The pain that surged through me felt sharper than any blade. This wasn’t just a trap.

“Get the civilians out!” I ordered, drawing power from the old cemetery. Skeletal hands erupted from the earth, forming a barrier between the vampires and the fleeing family.

Cyrus hesitated for a fraction of a second, then nodded. His flames herded the townspeople to safety, while Elio’s illusions fractured into solid forms that shielded their escape. We moved together instinctively, like we had during trials.

A vampire blurred toward me, faster than any human should have been. But Cyrus was faster.

His flames wrapped around me, burning with that impossible blue color they’d shown during trials. The vampire screamed.

“They’re already dead,” I realized suddenly. “That’s why they recover so quickly. But it also means…”

I didn’t have to fight them.

I had to undo them.

I reached deep into my necromancy. Didn’t fight it. Didn’t hold back.

The dead things surged forward, and the vampires hesitated—confused by my control over the very force animating them.

“Together,” Elio said quietly. But not like a plan. Like a realization.

Cyrus hesitated. Just for a second. I saw the moment it hit him, the moment his instincts fought back against years of training.

But his flames wove through my necromancy anyway. Elio’s illusions bent around it, giving my power form. And for the first time, I knew exactly how it was supposed to work.

We moved in perfect synchronization.

The vampires fell back, overwhelmed.
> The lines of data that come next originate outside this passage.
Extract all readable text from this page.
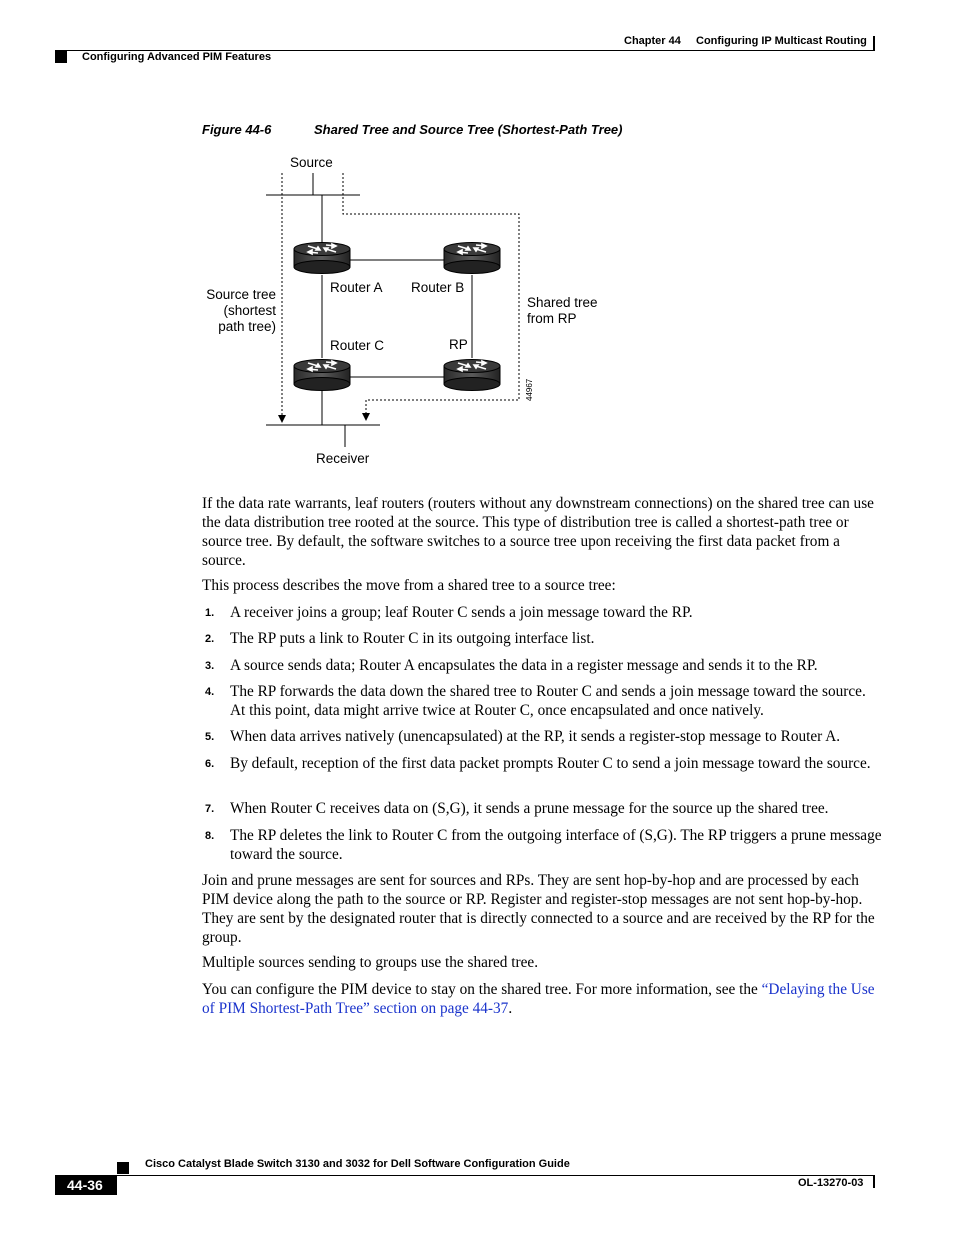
Chapter 44 Configuring IP Multicast Routing
Configuring Advanced PIM Features
Figure 44-6	Shared Tree and Source Tree (Shortest-Path Tree)
44967
Source
Router A Router B
Router C	RP
Receiver
Source tree
(shortest
path tree)
Shared tree
from RP

If the data rate warrants, leaf routers (routers without any downstream connections) on the shared tree can use the data distribution tree rooted at the source. This type of distribution tree is called a shortest-path tree or source tree. By default, the software switches to a source tree upon receiving the first data packet from a source.

This process describes the move from a shared tree to a source tree:

1. A receiver joins a group; leaf Router C sends a join message toward the RP.
2. The RP puts a link to Router C in its outgoing interface list.
3. A source sends data; Router A encapsulates the data in a register message and sends it to the RP.
4. The RP forwards the data down the shared tree to Router C and sends a join message toward the source. At this point, data might arrive twice at Router C, once encapsulated and once natively.
5. When data arrives natively (unencapsulated) at the RP, it sends a register-stop message to Router A.
6. By default, reception of the first data packet prompts Router C to send a join message toward the source.
7. When Router C receives data on (S,G), it sends a prune message for the source up the shared tree.
8. The RP deletes the link to Router C from the outgoing interface of (S,G). The RP triggers a prune message toward the source.

Join and prune messages are sent for sources and RPs. They are sent hop-by-hop and are processed by each PIM device along the path to the source or RP. Register and register-stop messages are not sent hop-by-hop. They are sent by the designated router that is directly connected to a source and are received by the RP for the group.

Multiple sources sending to groups use the shared tree.

You can configure the PIM device to stay on the shared tree. For more information, see the “Delaying the Use of PIM Shortest-Path Tree” section on page 44-37.

Cisco Catalyst Blade Switch 3130 and 3032 for Dell Software Configuration Guide
44-36	OL-13270-03
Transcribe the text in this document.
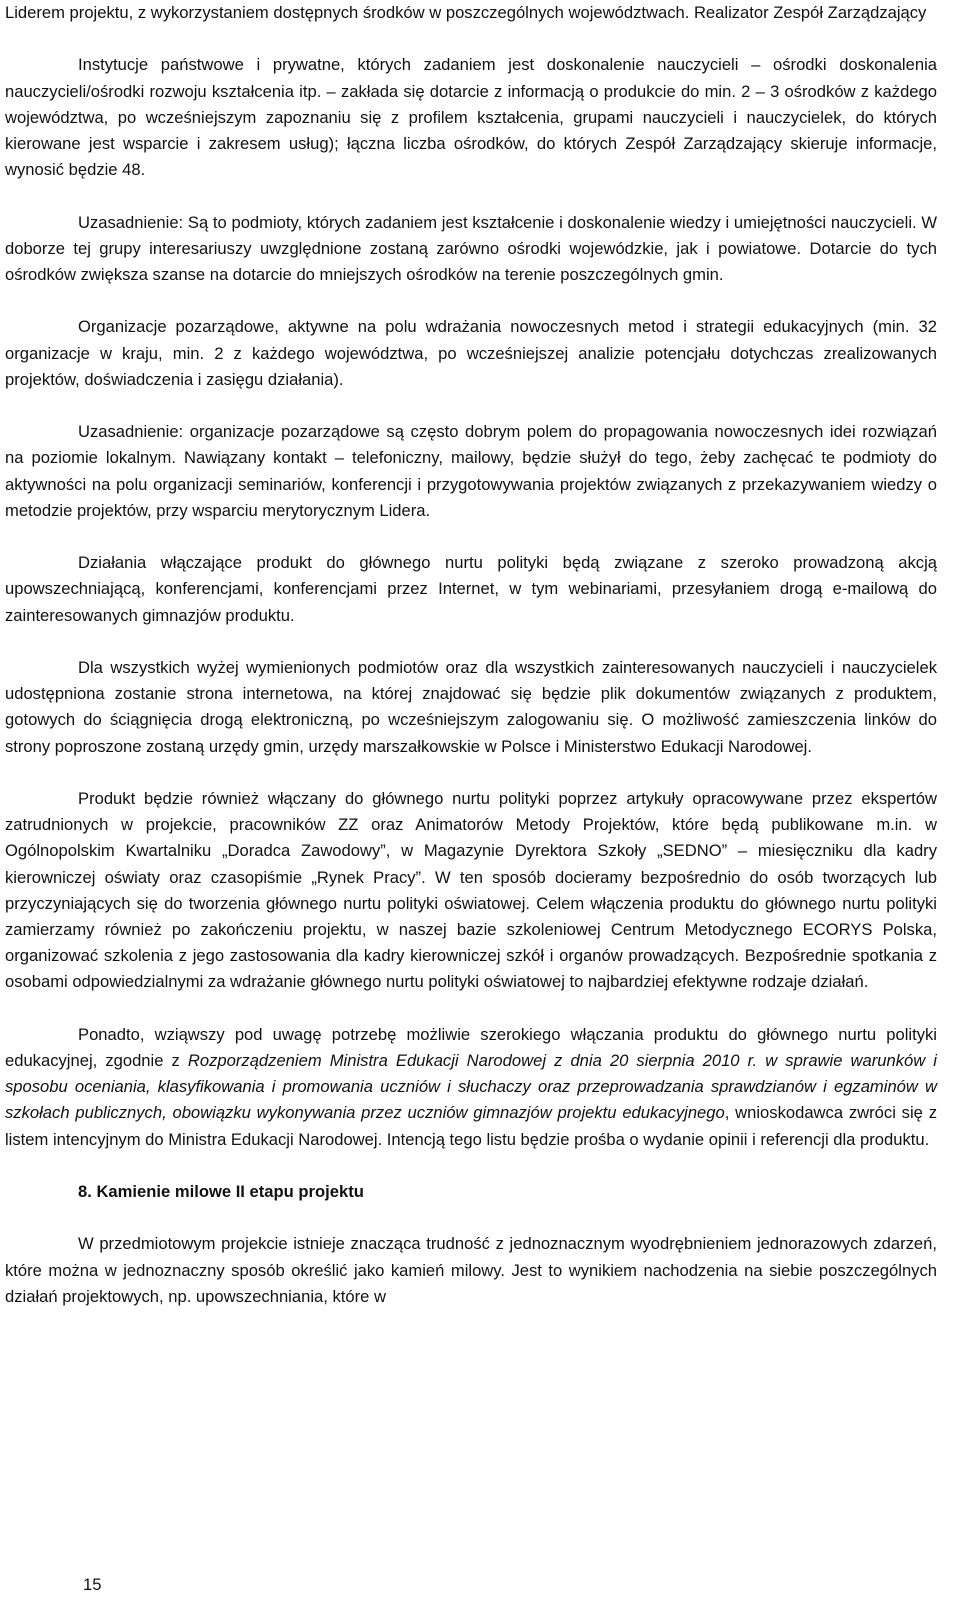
Liderem projektu, z wykorzystaniem dostępnych środków w poszczególnych województwach. Realizator Zespół Zarządzający

Instytucje państwowe i prywatne, których zadaniem jest doskonalenie nauczycieli – ośrodki doskonalenia nauczycieli/ośrodki rozwoju kształcenia itp. – zakłada się dotarcie z informacją o produkcie do min. 2 – 3 ośrodków z każdego województwa, po wcześniejszym zapoznaniu się z profilem kształcenia, grupami nauczycieli i nauczycielek, do których kierowane jest wsparcie i zakresem usług); łączna liczba ośrodków, do których Zespół Zarządzający skieruje informacje, wynosić będzie 48.

Uzasadnienie: Są to podmioty, których zadaniem jest kształcenie i doskonalenie wiedzy i umiejętności nauczycieli. W doborze tej grupy interesariuszy uwzględnione zostaną zarówno ośrodki wojewódzkie, jak i powiatowe. Dotarcie do tych ośrodków zwiększa szanse na dotarcie do mniejszych ośrodków na terenie poszczególnych gmin.

Organizacje pozarządowe, aktywne na polu wdrażania nowoczesnych metod i strategii edukacyjnych (min. 32 organizacje w kraju, min. 2 z każdego województwa, po wcześniejszej analizie potencjału dotychczas zrealizowanych projektów, doświadczenia i zasięgu działania).

Uzasadnienie: organizacje pozarządowe są często dobrym polem do propagowania nowoczesnych idei rozwiązań na poziomie lokalnym. Nawiązany kontakt – telefoniczny, mailowy, będzie służył do tego, żeby zachęcać te podmioty do aktywności na polu organizacji seminariów, konferencji i przygotowywania projektów związanych z przekazywaniem wiedzy o metodzie projektów, przy wsparciu merytorycznym Lidera.

Działania włączające produkt do głównego nurtu polityki będą związane z szeroko prowadzoną akcją upowszechniającą, konferencjami, konferencjami przez Internet, w tym webinariami, przesyłaniem drogą e-mailową do zainteresowanych gimnazjów produktu.

Dla wszystkich wyżej wymienionych podmiotów oraz dla wszystkich zainteresowanych nauczycieli i nauczycielek udostępniona zostanie strona internetowa, na której znajdować się będzie plik dokumentów związanych z produktem, gotowych do ściągnięcia drogą elektroniczną, po wcześniejszym zalogowaniu się. O możliwość zamieszczenia linków do strony poproszone zostaną urzędy gmin, urzędy marszałkowskie w Polsce i Ministerstwo Edukacji Narodowej.

Produkt będzie również włączany do głównego nurtu polityki poprzez artykuły opracowywane przez ekspertów zatrudnionych w projekcie, pracowników ZZ oraz Animatorów Metody Projektów, które będą publikowane m.in. w Ogólnopolskim Kwartalniku „Doradca Zawodowy”, w Magazynie Dyrektora Szkoły „SEDNO” – miesięczniku dla kadry kierowniczej oświaty oraz czasopiśmie „Rynek Pracy”. W ten sposób docieramy bezpośrednio do osób tworzących lub przyczyniających się do tworzenia głównego nurtu polityki oświatowej. Celem włączenia produktu do głównego nurtu polityki zamierzamy również po zakończeniu projektu, w naszej bazie szkoleniowej Centrum Metodycznego ECORYS Polska, organizować szkolenia z jego zastosowania dla kadry kierowniczej szkół i organów prowadzących. Bezpośrednie spotkania z osobami odpowiedzialnymi za wdrażanie głównego nurtu polityki oświatowej to najbardziej efektywne rodzaje działań.

Ponadto, wziąwszy pod uwagę potrzebę możliwie szerokiego włączania produktu do głównego nurtu polityki edukacyjnej, zgodnie z Rozporządzeniem Ministra Edukacji Narodowej z dnia 20 sierpnia 2010 r. w sprawie warunków i sposobu oceniania, klasyfikowania i promowania uczniów i słuchaczy oraz przeprowadzania sprawdzianów i egzaminów w szkołach publicznych, obowiązku wykonywania przez uczniów gimnazjów projektu edukacyjnego, wnioskodawca zwróci się z listem intencyjnym do Ministra Edukacji Narodowej. Intencją tego listu będzie prośba o wydanie opinii i referencji dla produktu.

8. Kamienie milowe II etapu projektu

W przedmiotowym projekcie istnieje znacząca trudność z jednoznacznym wyodrębnieniem jednorazowych zdarzeń, które można w jednoznaczny sposób określić jako kamień milowy. Jest to wynikiem nachodzenia na siebie poszczególnych działań projektowych, np. upowszechniania, które w

15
Their coordinated movements faltered as my power disrupted their unnatural existence.

A portal appeared behind Lord Alstone and Keane, and Alstone disappeared into it.

For a split second, Keane’s magic hesitated. Just a breath of resistance before the portal pulled him in after his uncle.

That wasn’t nothing.

“What was Lord Alstone doing here?” Cyrus’s flames still burned that pure blue, responding to my nearness. “Why would he—”
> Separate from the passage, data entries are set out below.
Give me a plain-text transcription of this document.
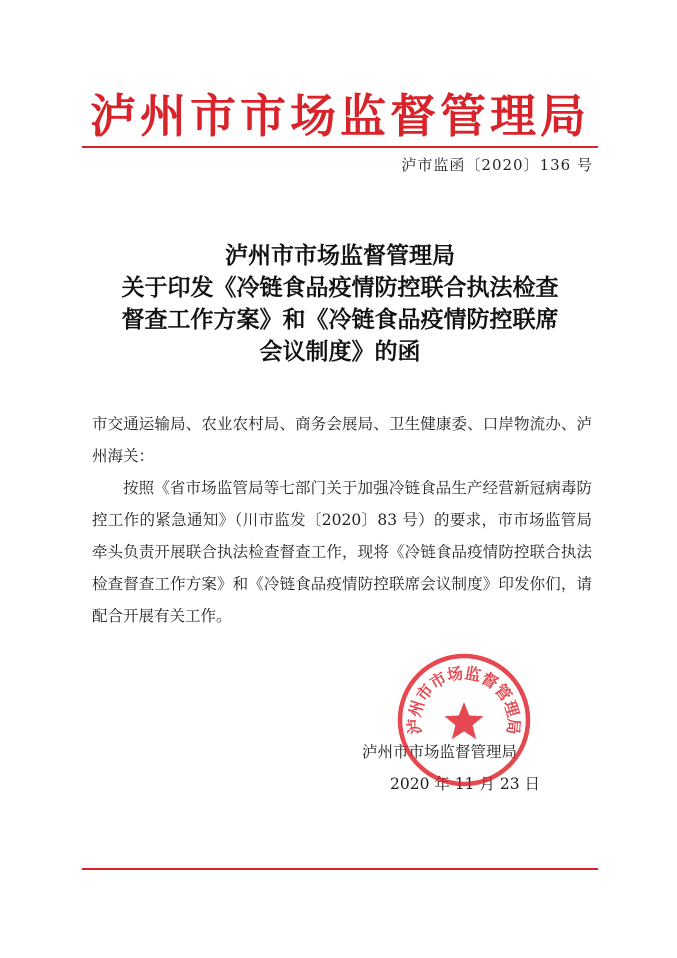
泸州市市场监督管理局
泸市监函〔2020〕136 号
泸州市市场监督管理局
关于印发《冷链食品疫情防控联合执法检查
督查工作方案》和《冷链食品疫情防控联席
会议制度》的函

市交通运输局、农业农村局、商务会展局、卫生健康委、口岸物流办、泸州海关：

按照《省市场监管局等七部门关于加强冷链食品生产经营新冠病毒防控工作的紧急通知》（川市监发〔2020〕83 号）的要求，市市场监管局牵头负责开展联合执法检查督查工作，现将《冷链食品疫情防控联合执法检查督查工作方案》和《冷链食品疫情防控联席会议制度》印发你们，请配合开展有关工作。

泸州市市场监督管理局
2020 年 11 月 23 日
泸州市市场监督管理局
Shouts from the direction of Wickem interrupted him. Professor Rivera led a group of faculty through the streets, responding to emergency calls.

Too late. Lord Alstone and Keane were gone.
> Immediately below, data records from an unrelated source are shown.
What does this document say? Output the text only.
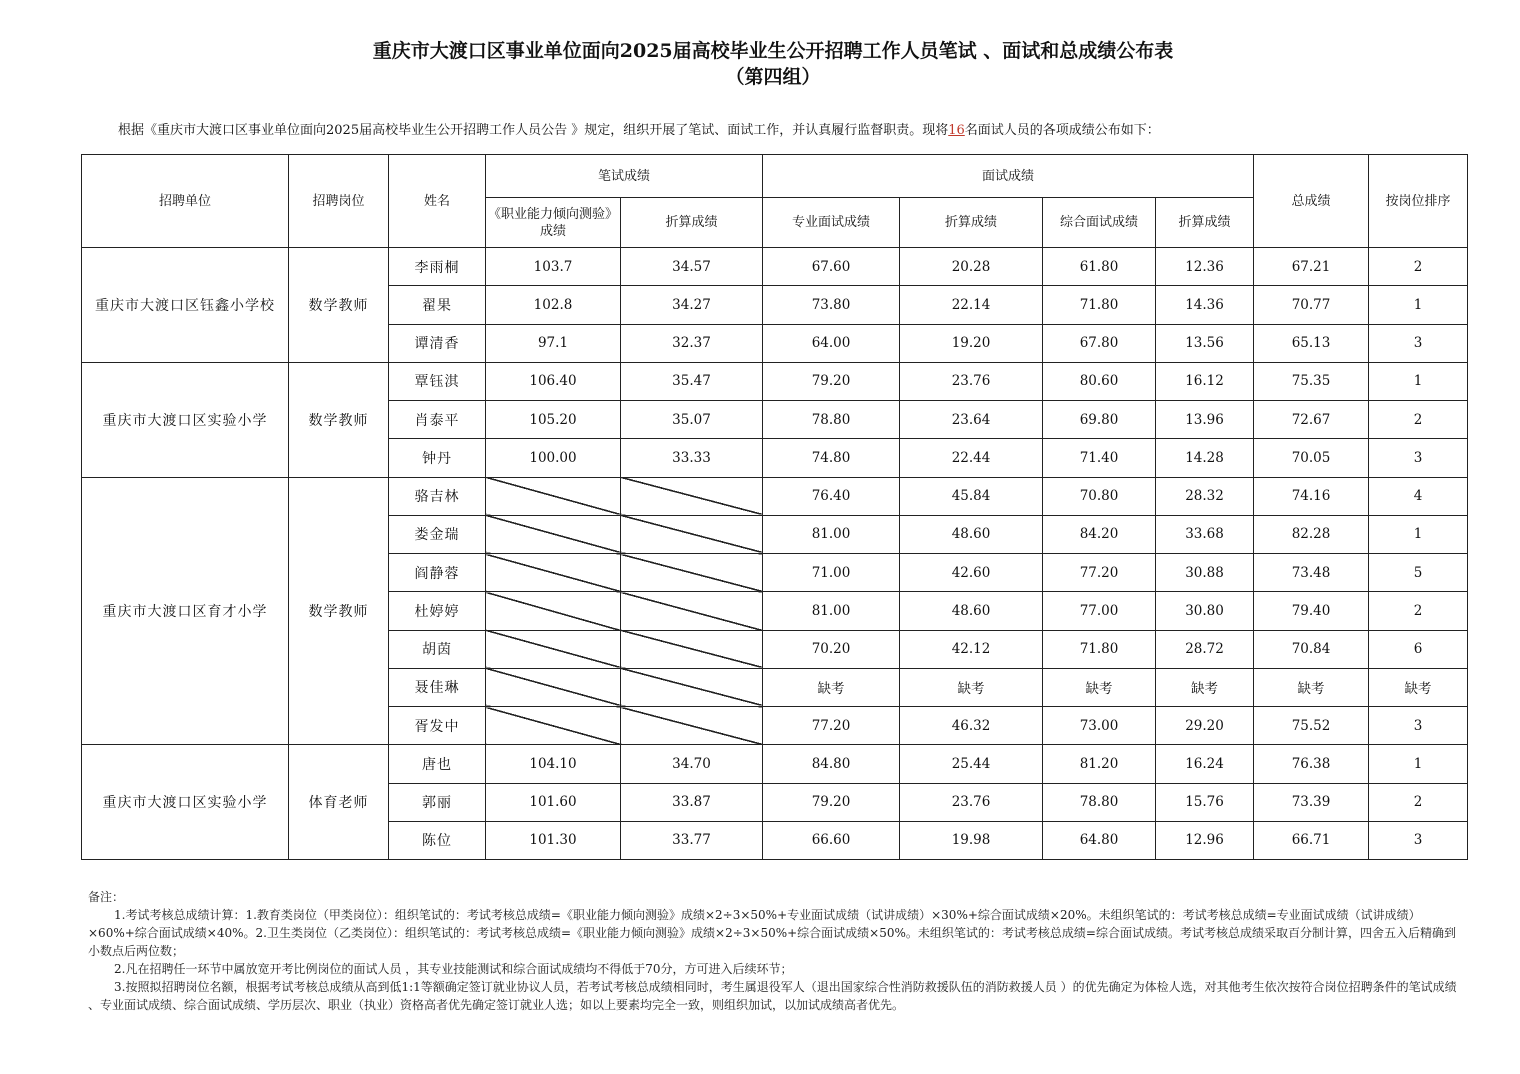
重庆市大渡口区事业单位面向2025届高校毕业生公开招聘工作人员笔试 、面试和总成绩公布表
（第四组）
根据《重庆市大渡口区事业单位面向2025届高校毕业生公开招聘工作人员公告 》规定，组织开展了笔试、面试工作，并认真履行监督职责。现将16名面试人员的各项成绩公布如下：
招聘单位	招聘岗位	姓名	笔试成绩		面试成绩				总成绩	按岗位排序
			《职业能力倾向测验》成绩	折算成绩	专业面试成绩	折算成绩	综合面试成绩	折算成绩		
重庆市大渡口区钰鑫小学校	数学教师	李雨桐	103.7	34.57	67.60	20.28	61.80	12.36	67.21	2
		翟果	102.8	34.27	73.80	22.14	71.80	14.36	70.77	1
		谭清香	97.1	32.37	64.00	19.20	67.80	13.56	65.13	3
重庆市大渡口区实验小学	数学教师	覃钰淇	106.40	35.47	79.20	23.76	80.60	16.12	75.35	1
		肖泰平	105.20	35.07	78.80	23.64	69.80	13.96	72.67	2
		钟丹	100.00	33.33	74.80	22.44	71.40	14.28	70.05	3
重庆市大渡口区育才小学	数学教师	骆吉林			76.40	45.84	70.80	28.32	74.16	4
		娄金瑞			81.00	48.60	84.20	33.68	82.28	1
		阎静蓉			71.00	42.60	77.20	30.88	73.48	5
		杜婷婷			81.00	48.60	77.00	30.80	79.40	2
		胡茵			70.20	42.12	71.80	28.72	70.84	6
		聂佳琳			缺考	缺考	缺考	缺考	缺考	缺考
		胥发中			77.20	46.32	73.00	29.20	75.52	3
重庆市大渡口区实验小学	体育老师	唐也	104.10	34.70	84.80	25.44	81.20	16.24	76.38	1
		郭丽	101.60	33.87	79.20	23.76	78.80	15.76	73.39	2
		陈位	101.30	33.77	66.60	19.98	64.80	12.96	66.71	3

备注：

1.考试考核总成绩计算：1.教育类岗位（甲类岗位）：组织笔试的：考试考核总成绩=《职业能力倾向测验》成绩×2÷3×50%+专业面试成绩（试讲成绩）×30%+综合面试成绩×20%。未组织笔试的：考试考核总成绩=专业面试成绩（试讲成绩）×60%+综合面试成绩×40%。2.卫生类岗位（乙类岗位）：组织笔试的：考试考核总成绩=《职业能力倾向测验》成绩×2÷3×50%+综合面试成绩×50%。未组织笔试的：考试考核总成绩=综合面试成绩。考试考核总成绩采取百分制计算，四舍五入后精确到小数点后两位数；

2.凡在招聘任一环节中属放宽开考比例岗位的面试人员 ，其专业技能测试和综合面试成绩均不得低于70分，方可进入后续环节；

3.按照拟招聘岗位名额，根据考试考核总成绩从高到低1:1等额确定签订就业协议人员，若考试考核总成绩相同时，考生属退役军人（退出国家综合性消防救援队伍的消防救援人员 ）的优先确定为体检人选，对其他考生依次按符合岗位招聘条件的笔试成绩 、专业面试成绩、综合面试成绩、学历层次、职业（执业）资格高者优先确定签订就业人选；如以上要素均完全一致，则组织加试，以加试成绩高者优先。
“Are you alright?” Cyrus asked roughly. He wasn’t looking at me, but his flames still curled protectively nearby.

“They thought I’d be alone,” I said, watching the faculty secure the area. Scout pressed close, still trembling. “They didn’t expect…”

“Us?” Elio’s voice held none of its usual polish. Just raw, shaken honesty. “Neither did we.”

We stood together in the silence that followed—our magic still humming, frayed and tangled from what we’d just done. Something had shifted between us. Not trust, not yet. But something close.

“We’ll get him back,” Cyrus said, his voice low, ragged with guilt he wasn’t ready to name.

“And figure out what’s happening to his magic,” Elio added. His perfect mask had slipped, and this time, he didn’t bother fixing it.

We had more questions than answers, but one thing had changed—tonight, we’d fought as one. Not rivals. Just witches. And that meant something.

Cyrus exhaled sharply, then turned away, his fire flaring brighter. “I’m going to talk to my father.”

The sudden steel in his voice snapped me out of the haze. He moved like a storm gathering speed, magic burning hotter than I’d ever felt it—his flames licked blue at the edges, tainted by something deeper, older.

“Vampires this close to campus?” he growled. “After what they did to my mother? Lord Alstone has to answer for this.”

“Cyrus—” I started, reaching for him.

But he spun, eyes blazing. “Don’t.”

The word cracked through the air like a whip. With one last glance at the horizon, he stalked into the darkness, flames trailing behind him like the tail of a comet.

Elio stepped closer, his hand a steady weight on my arm. “Let him go,” he said quietly, all traces of mockery gone. “Some demons need facing alone.”

I watched Cyrus vanish into the night, my chest tightening with the weight of everything we still didn’t understand. The adrenaline faded, leaving only the echoes—fangs glinting in the dark, Keane’s corrupted portals writhing like serpents, his uncle’s cruel smile as they vanished below.